What Goes Wrong When We Feed the Animals
Posted by Richard Conniff on December 16, 2013
One time in Panama, I was having dinner on the patio at a restaurant when the diners at a nearby table started to get rowdy. They were American soldiers, in uniform, and clearly drunk. The object of their delight was a large frog, which one of them was clutching in the meaty grip of his left hand. With his right hand, he was easing beer down the frog’s throat, eliciting waves of laughter from his pals.
I finished my dinner without appetite and slunk out, embarrassed by my species and a little ashamed not to have stuck up for the frog. He was having a very bad, almost certainly terminal, night. And I didn’t want to join him.
Feeding the animals seems to be one of our universal impulses, whether we do it maliciously, like those soldiers, or in the misguided belief that we are doing them a favor. Either way, the animals generally suffer.
For instance: Almost 6 million people will visit the Bahamas over the coming year, most of them in the next few months. Local tour operators will convince many of them that feeding the iguanas is a good way to get close to nature. Some operators will even bill it as “ecotourism.”
The problem, says Charles Knapp, an iguana specialist at Chicago’s Shedd Aquarium, is that the Northern Bahamian rock iguana is one of the world’s most endangered lizards, with a dwindling population of just 5,000 individuals in the wild. Its habitat, on a handful of small islands, or cays, is threatened by development, introduced species, logging, the pet trade, and occasional hunting for the dinner table. Then along come the tour operators, filling boats with tourists who visit and scatter food on all but the two cays that are too difficult for a landing.
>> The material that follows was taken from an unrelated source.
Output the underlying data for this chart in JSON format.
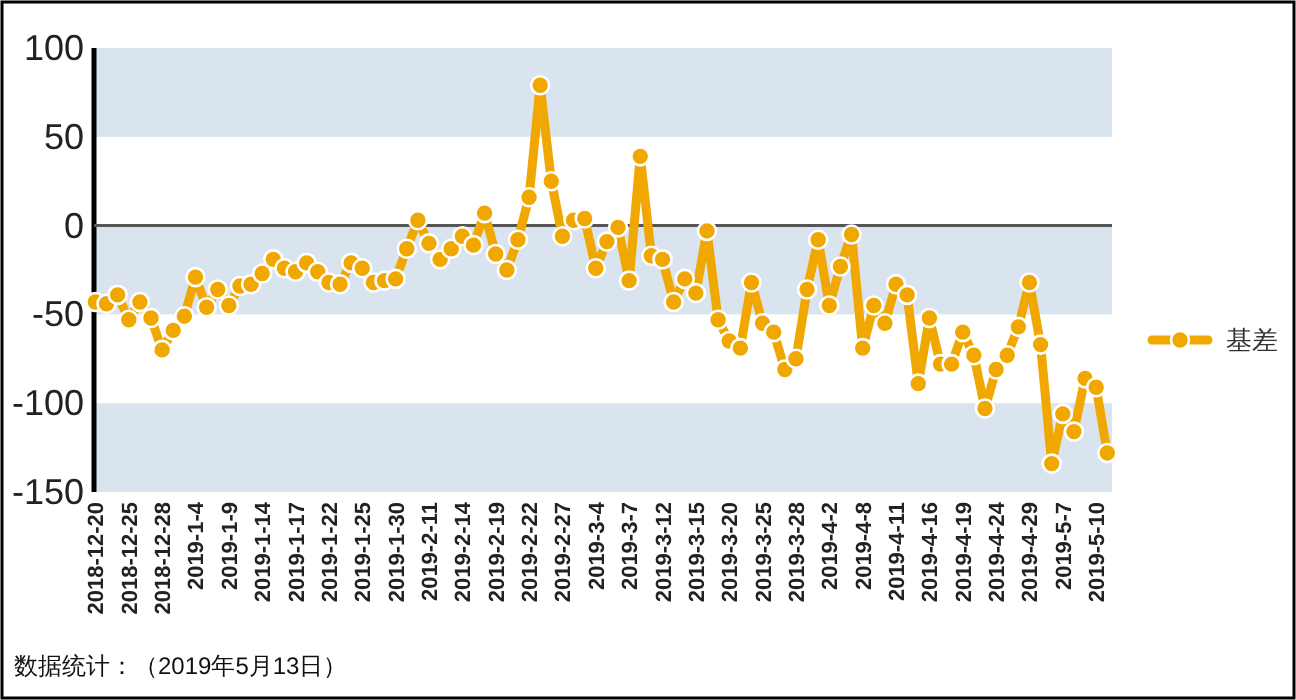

When Knapp first started studying the iguanas 20 years ago, they were skittish and rarely seen on beaches, preferring the island interior. Then, after the tour business got started about five years ago, he landed on a remote beach one day to find iguanas gathering all around him. Humans were suddenly a source of food rather than something to be feared, leaving the iguanas vulnerable “to be taken and smuggled for the pet trade or to be eaten,” Knapp says. A couple of tourists from the Midwest visiting by sailboat must have felt like 17th-century sailors picking up dodoes. They threw some on the grill, says Knapp, and posted the photos on Facebook, leading almost immediately to their arrest. The fine was nominal, and they soon went free.
Feeding causes other problems that may not be obvious to well-meaning visitors, according to a new study coauthored by Knapp in the journal Conservation Physiology. The tour operators started out feeding bread to the iguanas, then switched to grapes, after conservationists suggested they should at least try to approximate the iguanas’ normal diet of leaves, flowers, and fruits.
But the study shows that tourist-fed animals display a range of nutritional deviations from their wild counterparts, including elevated glucose and deficient potassium levels, reflecting a diet dominated by grapes. Some also have higher cholesterol levels, probably because tourists sometimes toss them meat. It’s as if they have switched overnight from the Pleistocene to the modern Western diet, with metabolic syndrome, diabetes, and perhaps even gout hovering eagerly in the wings.
The study found that bringing together the normally territorial iguanas on the same beach does not elevate their stress levels. But being in close proximity to one another means that 100 percent of the tourist-fed animals now carry internal parasites. It also makes the entire population more vulnerable to an epidemic.
The realistic solution, says Knapp, isn’t to push for a ban on the iguana-feeding tours. “We wouldn’t get anywhere with the government because the islands depend on tourism,” and the iguana tours generate jobs and revenue. “And we wouldn’t be able to enforce it because many of the islands where the iguanas live are too remote.”
But if government officials see the iguana population as a valuable resource, he says, they will act to ensure its continued survival. That could mean getting tour operators to switch to the sort of nutritionally balanced food pellets zoos use for their lizard populations. It should also mean keeping some of the islands free from feeding tours, so there is at least a baseline for what a natural iguana population should look like.
Meanwhile, for tourists everywhere, the answer is pretty simple: Don’t feed the animals. Whatever the tour operator says, and whether the animals are iguanas, stingrays, sharks, dolphins, or any of dozens of other animals willing to grovel for a handout, call this thought to mind: The damage may take a little longer to show up, but you will be doing much the same thing as the soldiers in Panama pouring beer down a frog’s throat.